SPRINGFIELD - Fifteen-year-old Kerry Varo was riding his bike Tuesday night when he witnessed a girl get hit by a car.

The pedestrian flipped over the side of the vehicle and into the next lane, prompting Varo to wave for vehicles to stop. But he couldn't prevent a second car from striking the victim and dragging her more than 50 feet down the busy road.

Varo called his mother to report what happened. He would be late because the police wanted to talk to witnesses. Given the speed of events, and the darkness, he couldn't tell who got hit.

Varo's mother, Silvia Varo, then walked from the family's home to the accident scene, where the body of the young girl, a Thurston High School junior, remained under the second car, covered in yellow plastic.

"I just thought it was just so sad, for whoever's girl that was," she said in an interview with The Register-Guard newspaper.

Later, back home, Varo grew concerned when her 17-year-old daughter, Sherry Varo, failed to return from work. The mother walked back to the crash scene.

"It was my girl," she sobbed Wednesday. "She's gone."

As the mother spoke, shards of her daughter's glasses sat atop a memorial of roses and photographs in the family's living room.

Sherry Varo celebrated her 17th birthday three days before her death. She enjoyed dancing and spending time at church. The daughter of immigrant parents, she worked odd jobs to help the family get by.

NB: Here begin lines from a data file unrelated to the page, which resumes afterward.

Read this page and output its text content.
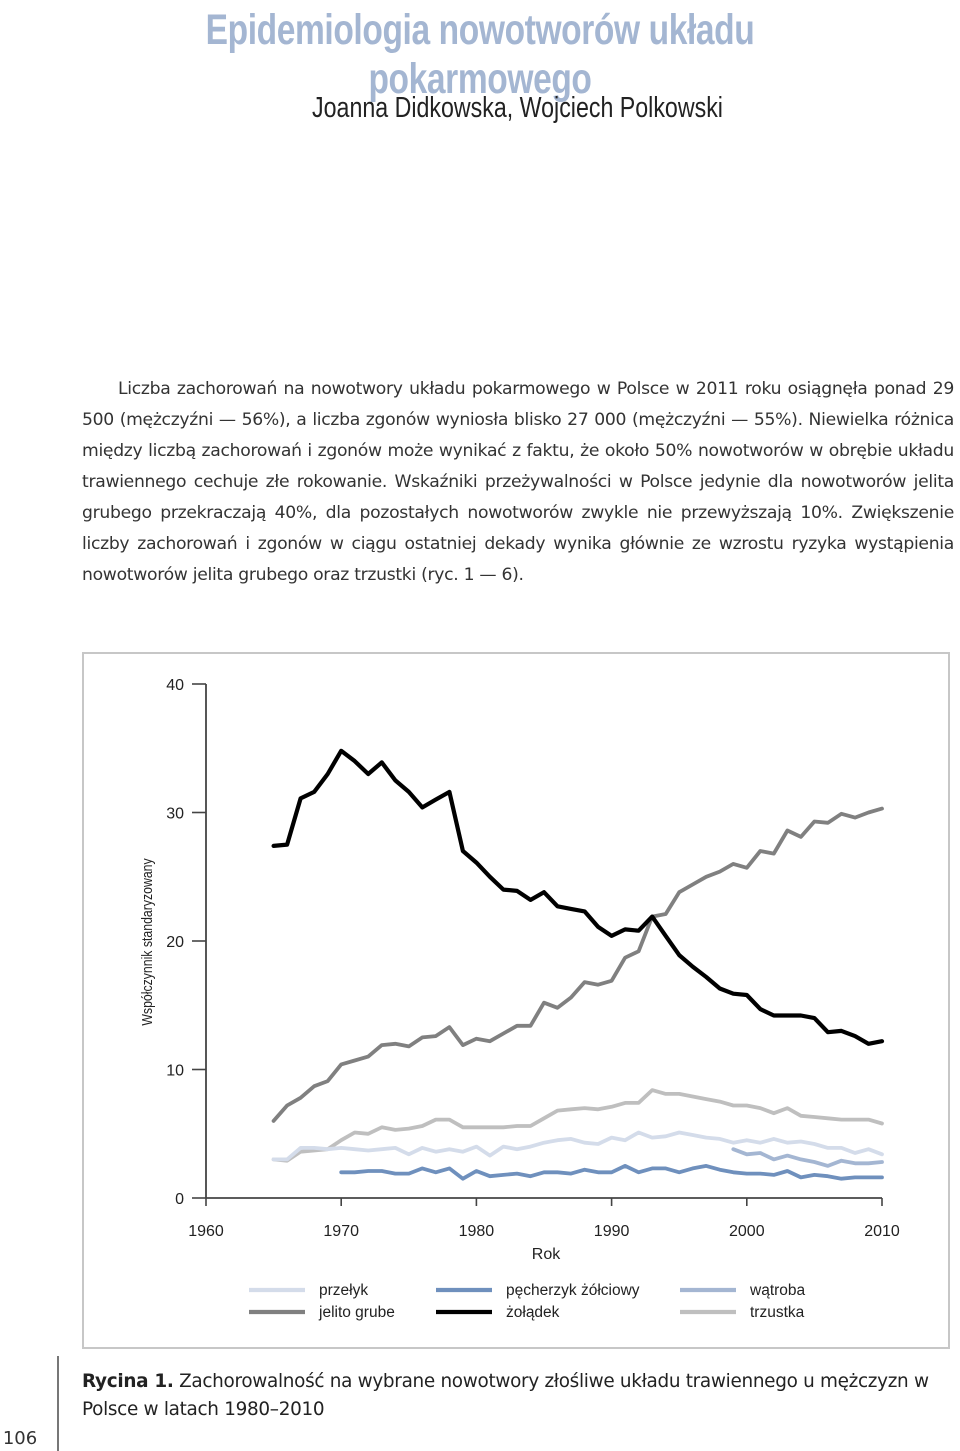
Epidemiologia nowotworów układu pokarmowego
Joanna Didkowska, Wojciech Polkowski
Liczba zachorowań na nowotwory układu pokarmowego w Polsce w 2011 roku osiągnęła ponad 29 500 (mężczyźni — 56%), a liczba zgonów wyniosła blisko 27 000 (mężczyźni — 55%). Niewielka różnica między liczbą zachorowań i zgonów może wynikać z faktu, że około 50% nowotworów w obrębie układu trawiennego cechuje złe rokowanie. Wskaźniki przeżywalności w Polsce jedynie dla nowotworów jelita grubego przekraczają 40%, dla pozostałych nowotworów zwykle nie przewyższają 10%. Zwiększenie liczby zachorowań i zgonów w ciągu ostatniej dekady wynika głównie ze wzrostu ryzyka wystąpienia nowotworów jelita grubego oraz trzustki (ryc. 1 — 6).
Współczynnik standaryzowany
Rok
0
10
20
30
40
1960	1970	1980	1990	2000	2010
przełyk	pęcherzyk żółciowy	wątroba
jelito grube	żołądek	trzustka
Rycina 1. Zachorowalność na wybrane nowotwory złośliwe układu trawiennego u mężczyzn w Polsce w latach 1980–2010
106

"She was just a beautiful girl," her mother said. "She was the perfect girl for me."

Springfield police said Varo got hit shortly after exiting a bus near her house. She tried to dart across a five-lane road and two drivers, a 53-year-old woman and a 19-year-old man, didn't see her.

Police say the second driver, who was traveling at the posted speed limit, didn't notice Kerry Varo or his sister until it was too late. He slammed on his brakes, but was doing 40 mph.

"When you're going that fast, it takes awhile to come to a stop," said Springfield Police Detective Robert Conrad.